If the shoe fits
- Foot Locker (FL) has been stuck in a range since late May
- FL options implied volatility up sharply from last week
- Traders anticipating a breakout move?
If Foot Locker (FL) had been leaving footprints lately, even the laziest of trackers would probably have been able to stay hot on its trail.
Since its May 23 earnings miss, when it dropped $8.43 (16.1%) to $44.40, the stock has traded in an increasingly narrow range, roughly between $43.85 and $40.55 since June 14:
Source: Power E*TRADE
The May down gap was the most painful cut in what turned out to be, by the end of the month, a nearly -40% slice-and-dice from the stock’s early April highs around $65. FL’s June 3 low around $39 was as cheap as the stock had been since March 2018. And although yesterday shares had gained around 9% since then, the stock’s overall consolidation has probably frustrated both bulls (who may have expected an even bigger bounce, given the broad market’s push to record highs) and bears (who possibly anticipated another downswing sooner rather than later).
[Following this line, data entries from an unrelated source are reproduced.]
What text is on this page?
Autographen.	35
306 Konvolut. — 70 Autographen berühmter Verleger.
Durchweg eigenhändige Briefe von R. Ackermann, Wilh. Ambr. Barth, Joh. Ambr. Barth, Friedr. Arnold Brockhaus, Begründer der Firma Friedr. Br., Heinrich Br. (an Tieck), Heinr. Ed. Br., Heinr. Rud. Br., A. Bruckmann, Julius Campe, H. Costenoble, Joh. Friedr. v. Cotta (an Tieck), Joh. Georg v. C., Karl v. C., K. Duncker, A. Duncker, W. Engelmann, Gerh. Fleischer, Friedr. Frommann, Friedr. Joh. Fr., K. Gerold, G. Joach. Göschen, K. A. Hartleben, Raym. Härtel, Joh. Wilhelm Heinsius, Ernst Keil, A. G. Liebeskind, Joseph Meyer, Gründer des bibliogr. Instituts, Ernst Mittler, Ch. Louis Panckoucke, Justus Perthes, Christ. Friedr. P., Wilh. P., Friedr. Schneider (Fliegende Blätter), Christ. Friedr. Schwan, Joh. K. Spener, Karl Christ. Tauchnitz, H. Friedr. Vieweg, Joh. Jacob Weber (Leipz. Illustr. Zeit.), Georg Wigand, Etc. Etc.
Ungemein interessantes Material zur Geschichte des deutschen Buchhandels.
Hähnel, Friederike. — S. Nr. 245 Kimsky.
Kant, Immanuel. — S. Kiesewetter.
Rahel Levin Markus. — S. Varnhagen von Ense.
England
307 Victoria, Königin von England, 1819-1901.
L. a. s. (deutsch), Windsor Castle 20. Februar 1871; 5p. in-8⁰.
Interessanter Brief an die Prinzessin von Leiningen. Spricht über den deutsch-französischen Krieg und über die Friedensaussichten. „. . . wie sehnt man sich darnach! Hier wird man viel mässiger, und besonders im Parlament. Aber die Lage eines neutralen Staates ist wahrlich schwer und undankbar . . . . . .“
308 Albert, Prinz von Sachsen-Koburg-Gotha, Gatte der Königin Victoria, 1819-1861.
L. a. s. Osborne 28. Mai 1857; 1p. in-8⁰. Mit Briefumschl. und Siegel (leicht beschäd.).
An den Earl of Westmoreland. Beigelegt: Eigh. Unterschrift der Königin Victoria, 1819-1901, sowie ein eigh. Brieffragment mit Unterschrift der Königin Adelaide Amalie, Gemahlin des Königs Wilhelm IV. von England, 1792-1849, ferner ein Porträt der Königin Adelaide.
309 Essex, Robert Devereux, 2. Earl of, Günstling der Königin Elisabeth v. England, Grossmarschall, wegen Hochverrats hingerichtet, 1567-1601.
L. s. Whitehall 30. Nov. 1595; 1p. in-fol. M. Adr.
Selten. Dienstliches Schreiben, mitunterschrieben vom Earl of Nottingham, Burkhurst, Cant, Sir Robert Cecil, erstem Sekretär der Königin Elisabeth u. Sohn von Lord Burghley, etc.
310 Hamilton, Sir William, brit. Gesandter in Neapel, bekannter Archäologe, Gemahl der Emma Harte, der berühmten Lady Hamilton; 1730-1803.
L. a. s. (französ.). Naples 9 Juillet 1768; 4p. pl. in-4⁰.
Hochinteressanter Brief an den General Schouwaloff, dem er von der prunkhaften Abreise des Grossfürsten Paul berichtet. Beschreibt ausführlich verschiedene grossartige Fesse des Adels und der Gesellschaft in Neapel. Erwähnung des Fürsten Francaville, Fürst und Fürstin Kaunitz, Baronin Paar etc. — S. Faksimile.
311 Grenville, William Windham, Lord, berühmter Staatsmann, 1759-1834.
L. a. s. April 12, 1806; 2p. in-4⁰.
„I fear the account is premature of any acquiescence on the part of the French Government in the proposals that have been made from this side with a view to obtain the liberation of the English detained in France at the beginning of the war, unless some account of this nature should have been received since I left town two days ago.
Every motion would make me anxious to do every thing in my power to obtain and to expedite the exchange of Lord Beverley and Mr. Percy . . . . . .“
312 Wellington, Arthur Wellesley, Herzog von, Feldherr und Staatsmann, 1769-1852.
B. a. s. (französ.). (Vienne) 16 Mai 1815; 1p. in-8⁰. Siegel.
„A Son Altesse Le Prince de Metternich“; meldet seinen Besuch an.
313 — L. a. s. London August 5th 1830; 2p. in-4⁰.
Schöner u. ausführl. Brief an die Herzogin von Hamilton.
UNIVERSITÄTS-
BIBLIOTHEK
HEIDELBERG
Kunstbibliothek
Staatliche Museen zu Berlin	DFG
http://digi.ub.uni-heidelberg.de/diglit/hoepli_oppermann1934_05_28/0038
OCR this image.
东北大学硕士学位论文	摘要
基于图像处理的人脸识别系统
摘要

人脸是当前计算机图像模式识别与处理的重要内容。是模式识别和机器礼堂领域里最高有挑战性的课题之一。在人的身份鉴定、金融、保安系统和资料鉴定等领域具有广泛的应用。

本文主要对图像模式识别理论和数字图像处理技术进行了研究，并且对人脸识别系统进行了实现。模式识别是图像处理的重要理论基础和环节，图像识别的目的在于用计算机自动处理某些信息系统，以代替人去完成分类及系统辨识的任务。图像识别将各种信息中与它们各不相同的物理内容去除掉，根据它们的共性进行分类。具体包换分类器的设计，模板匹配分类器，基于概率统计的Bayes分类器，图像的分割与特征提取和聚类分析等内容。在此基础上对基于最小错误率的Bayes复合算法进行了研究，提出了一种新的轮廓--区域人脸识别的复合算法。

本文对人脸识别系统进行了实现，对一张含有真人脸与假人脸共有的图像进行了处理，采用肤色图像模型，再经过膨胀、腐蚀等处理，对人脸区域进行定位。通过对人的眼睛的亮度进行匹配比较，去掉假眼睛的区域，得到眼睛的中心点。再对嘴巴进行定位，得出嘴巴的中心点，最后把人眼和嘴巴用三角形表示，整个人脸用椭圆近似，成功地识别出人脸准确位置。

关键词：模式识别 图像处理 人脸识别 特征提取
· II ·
Despite the lack of action in its stock price, though, yesterday morning FL’s implied volatility (IV) was up nearly 60% from last week, putting it at the top of a LiveAction scan for big IV gains:
Source: Power E*TRADE
IV is different from historical volatility, which is simply a backward-looking measurement of price movement during a given period. By contrast, IV is forward looking—in essence, it’s the market’s estimate of what it expects the stock to do over the next 30 days. In other words, yesterday the options market appeared to be anticipating increased movement in FL’s stock price in the near future. (Note: FL is currently scheduled to release earnings in about a month.)
Also, it’s not like trading in FL has run dry the past couple of months—in fact, the stock has averaged around 2.8 million shares a day since it really hunkered down into its range in mid-June. Unless that trading has consisted exclusively of people getting out of existing positions (hint: it hasn’t), that means there’s at least some new blood in the market, some of it expecting a rebound and some anticipating further downside.
And some chart-watching traders may have noticed that in the wake of the May sell-off, one of the Street firms covering FL lowered its price target from $80 to $52,1 which happens to be near the low of that big May 23–24 down gap.
At some point FL will break out of its range, if only for a limited time—a move that could be magnified by the efforts of traders who got caught on the wrong side of the market jockeying to get out.
Just as nature abhors a vacuum, markets tend to abhor “endless” trading ranges.
Market Mover Update: Crown Holdings (CCK) followed up on Monday’s 3.6% rally with a 3% intraday jump yesterday that punched the stock’s ticket to a new all-time high of $63.49. Amid widespread semiconductor strength, Nvidia (NVDA) climbed more than 2% intraday on Tuesday, which helped extend the decline in the August $155 puts to 44% since last Wednesday.
Homebuilder stocks were flashing red yesterday in the wake of a surprisingly weak (-1.7%) existing home sales number. And check out what’s on tap this morning…
Today’s numbers: New Home Sales (10 a.m.), EIA Petroleum Status Report (10:30 a.m.).
Today’s earnings include: American Airlines (AAL), AT&T (T), Spirit Airlines (SAVE), Boeing (BA), Northrop Grumman (NOC), Boston Scientific (BSX), Ford Motor (F), Check Point Software (CHKP), Caterpillar (CAT), Celgene (CELG), Thermo Fisher Scientific (TMO), Facebook (FB), F5 Networks (FFIV), PayPal Holdings (PYPL), Tesla (TSLA), Xilinx (XLNX).
1 StreetInsider.com. Foot Locker (FL) PT Lowered to $52 at Susquehanna. 5/28/19.